As mentioned before the industry standard 26inch wheel MTB has been around since the start of mountain biking, the 29er or 700c MTB wheel is a relative newcomer and the 650 b is the new kid in town. The important thing to keep in mind here though is to not disregard any of the old wheel sizes just because there is a new one. They all have their place when looking for a new bike.
During this bike season we have seen a lot of new customers, which is very nice, a lot of new MTB’ers have come through the door as well and a good deal of them have opted for the 29er. Now don't get me wrong a 29er is a fantastic machine but it is not for everybody.
Designing frames and frame geometry for big wheels is tough, sure anyone can build a bike to accept big wheels but getting the handling and feel dialed in is a very different matter and it is especially difficult getting it right on mid to small frame sizes. We have seen many, many riders lately that look like they have been swallowed whole by their bike and, while this arrangement is fine for a gentle trail ride, on a more MTB specific trail or good single-track it must be akin to riding a bull elephant with colic.

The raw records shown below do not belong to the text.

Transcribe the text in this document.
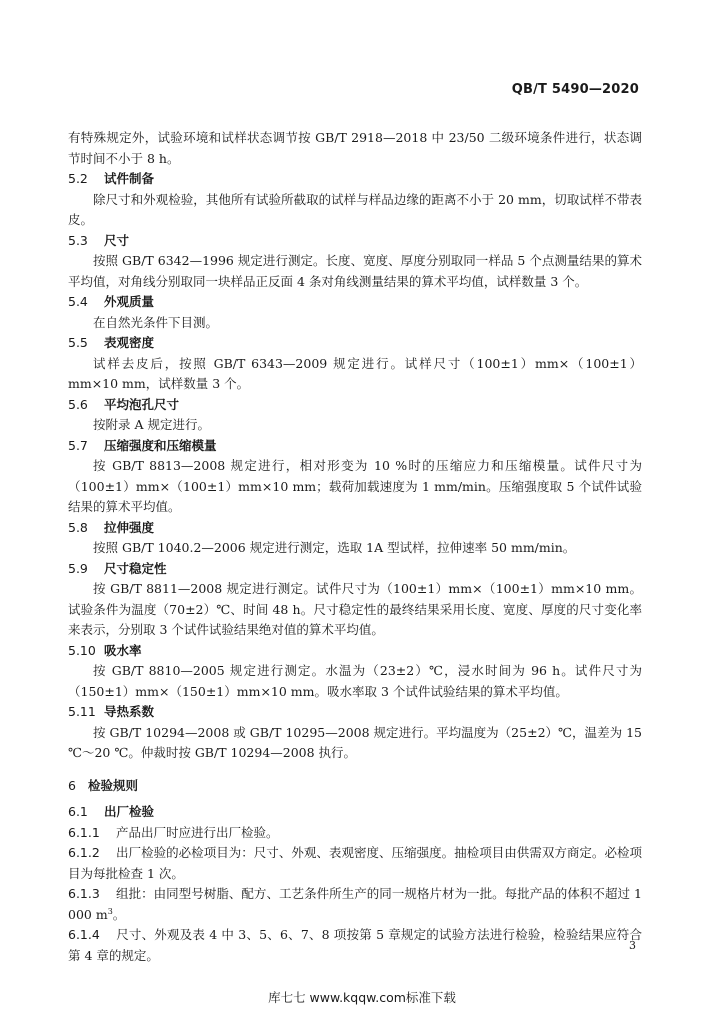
QB/T 5490—2020

有特殊规定外，试验环境和试样状态调节按 GB/T 2918—2018 中 23/50 二级环境条件进行，状态调节时间不小于 8 h。

5.2 试件制备

除尺寸和外观检验，其他所有试验所截取的试样与样品边缘的距离不小于 20 mm，切取试样不带表皮。

5.3 尺寸

按照 GB/T 6342—1996 规定进行测定。长度、宽度、厚度分别取同一样品 5 个点测量结果的算术平均值，对角线分别取同一块样品正反面 4 条对角线测量结果的算术平均值，试样数量 3 个。

5.4 外观质量

在自然光条件下目测。

5.5 表观密度

试样去皮后，按照 GB/T 6343—2009 规定进行。试样尺寸（100±1）mm×（100±1）mm×10 mm，试样数量 3 个。

5.6 平均泡孔尺寸

按附录 A 规定进行。

5.7 压缩强度和压缩模量

按 GB/T 8813—2008 规定进行，相对形变为 10 %时的压缩应力和压缩模量。试件尺寸为（100±1）mm×（100±1）mm×10 mm；载荷加载速度为 1 mm/min。压缩强度取 5 个试件试验结果的算术平均值。

5.8 拉伸强度

按照 GB/T 1040.2—2006 规定进行测定，选取 1A 型试样，拉伸速率 50 mm/min。

5.9 尺寸稳定性

按 GB/T 8811—2008 规定进行测定。试件尺寸为（100±1）mm×（100±1）mm×10 mm。试验条件为温度（70±2）℃、时间 48 h。尺寸稳定性的最终结果采用长度、宽度、厚度的尺寸变化率来表示，分别取 3 个试件试验结果绝对值的算术平均值。

5.10 吸水率

按 GB/T 8810—2005 规定进行测定。水温为（23±2）℃，浸水时间为 96 h。试件尺寸为（150±1）mm×（150±1）mm×10 mm。吸水率取 3 个试件试验结果的算术平均值。

5.11 导热系数

按 GB/T 10294—2008 或 GB/T 10295—2008 规定进行。平均温度为（25±2）℃，温差为 15 ℃～20 ℃。仲裁时按 GB/T 10294—2008 执行。

6 检验规则

6.1 出厂检验

6.1.1 产品出厂时应进行出厂检验。

6.1.2 出厂检验的必检项目为：尺寸、外观、表观密度、压缩强度。抽检项目由供需双方商定。必检项目为每批检查 1 次。

6.1.3 组批：由同型号树脂、配方、工艺条件所生产的同一规格片材为一批。每批产品的体积不超过 1 000 $m^3$。

6.1.4 尺寸、外观及表 4 中 3、5、6、7、8 项按第 5 章规定的试验方法进行检验，检验结果应符合第 4 章的规定。

3
库七七 www.kqqw.com标准下载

Before I carry on let me clarify what we actually mean when we talk about these different sizes. Below are the measurements, in millimeters across the wheel, bead to bead. The bead of a rim is about 3mm down from the top of the rim.

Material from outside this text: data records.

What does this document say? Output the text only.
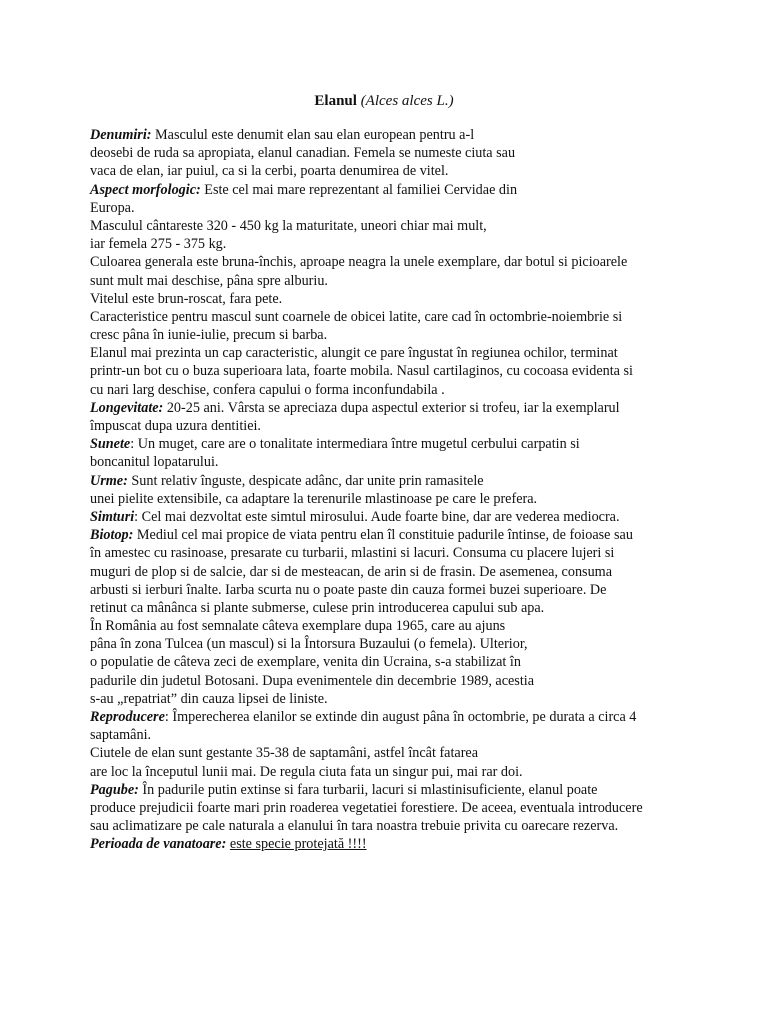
Elanul (Alces alces L.)
Denumiri: Masculul este denumit elan sau elan european pentru a-l
deosebi de ruda sa apropiata, elanul canadian. Femela se numeste ciuta sau
vaca de elan, iar puiul, ca si la cerbi, poarta denumirea de vitel.
Aspect morfologic: Este cel mai mare reprezentant al familiei Cervidae din
Europa.
Masculul cântareste 320 - 450 kg la maturitate, uneori chiar mai mult,
iar femela 275 - 375 kg.
Culoarea generala este bruna-închis, aproape neagra la unele exemplare, dar botul si picioarele
sunt mult mai deschise, pâna spre alburiu.
Vitelul este brun-roscat, fara pete.
Caracteristice pentru mascul sunt coarnele de obicei latite, care cad în octombrie-noiembrie si
cresc pâna în iunie-iulie, precum si barba.
Elanul mai prezinta un cap caracteristic, alungit ce pare îngustat în regiunea ochilor, terminat
printr-un bot cu o buza superioara lata, foarte mobila. Nasul cartilaginos, cu cocoasa evidenta si
cu nari larg deschise, confera capului o forma inconfundabila .
Longevitate: 20-25 ani. Vârsta se apreciaza dupa aspectul exterior si trofeu, iar la exemplarul
împuscat dupa uzura dentitiei.
Sunete: Un muget, care are o tonalitate intermediara între mugetul cerbului carpatin si
boncanitul lopatarului.
Urme: Sunt relativ înguste, despicate adânc, dar unite prin ramasitele
unei pielite extensibile, ca adaptare la terenurile mlastinoase pe care le prefera.
Simturi: Cel mai dezvoltat este simtul mirosului. Aude foarte bine, dar are vederea mediocra.
Biotop: Mediul cel mai propice de viata pentru elan îl constituie padurile întinse, de foioase sau
în amestec cu rasinoase, presarate cu turbarii, mlastini si lacuri. Consuma cu placere lujeri si
muguri de plop si de salcie, dar si de mesteacan, de arin si de frasin. De asemenea, consuma
arbusti si ierburi înalte. Iarba scurta nu o poate paste din cauza formei buzei superioare. De
retinut ca mânânca si plante submerse, culese prin introducerea capului sub apa.
În România au fost semnalate câteva exemplare dupa 1965, care au ajuns
pâna în zona Tulcea (un mascul) si la Întorsura Buzaului (o femela). Ulterior,
o populatie de câteva zeci de exemplare, venita din Ucraina, s-a stabilizat în
padurile din judetul Botosani. Dupa evenimentele din decembrie 1989, acestia
s-au „repatriat” din cauza lipsei de liniste.
Reproducere: Împerecherea elanilor se extinde din august pâna în octombrie, pe durata a circa 4
saptamâni.
Ciutele de elan sunt gestante 35-38 de saptamâni, astfel încât fatarea
are loc la începutul lunii mai. De regula ciuta fata un singur pui, mai rar doi.
Pagube: În padurile putin extinse si fara turbarii, lacuri si mlastinisuficiente, elanul poate
produce prejudicii foarte mari prin roaderea vegetatiei forestiere. De aceea, eventuala introducere
sau aclimatizare pe cale naturala a elanului în tara noastra trebuie privita cu oarecare rezerva.
Perioada de vanatoare: este specie protejată !!!!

As you can see the 650 falls about midway between the other two you will also note that the bead seat diameter of the 29er is the same as a standard road 700c so why do we call it a 29er when it is really only a modern 27inch road wheel. Well it is because some bright spark decided to measure the diameter outside to outside with a fully inflated mtb tire on, which gives you a measurement of roughly 29inches. Confused yet?
Anyway, back to the business at hand. If you are a tallish or leggy person the big wheel option is definitely a choice for you. The frame size will be plenty to accommodate the extra clearance while still maintaining the ride characteristics of a good mtb. All the rules of bottom bracket height and head and seat tube angles still need to be obeyed and they can be with a mid to large frame size. However, if you are, shall we say a little vertically challenged, this is where problems arise. The rules of designing a bike to perform well for the rider tend to get thrown out the window and it all becomes about designing a small enough frame to at least reach the pedals on while the design is sacrificed to fit a big set of wheels. This really does not work. The cut off for a bike designed for the rider instead of the wheels generally falls somewhere around the 5’6” mark. There are exceptions for those with exceedingly long legs in relation to body height but generally speaking this is where sticking with the 26” wheels tends to be the better option. Now though we have another option 650b. This is where the slightly smaller size gives us, as frame designers, much more scope to still design the bike for the ultimate ride and handling but still giving the option of bigger wheels.
|A Soma "B-Side" Built and ready to roll.|
For those wanting to know more about the options available in the 650 or 29er range stop in or fire me an email. There are lots of choices. At the moment some of the best 650b frames tend to be from companies like Soma who offer the B-side. I expect some of the major names to start producing complete 650 bikes in the next year’s product line.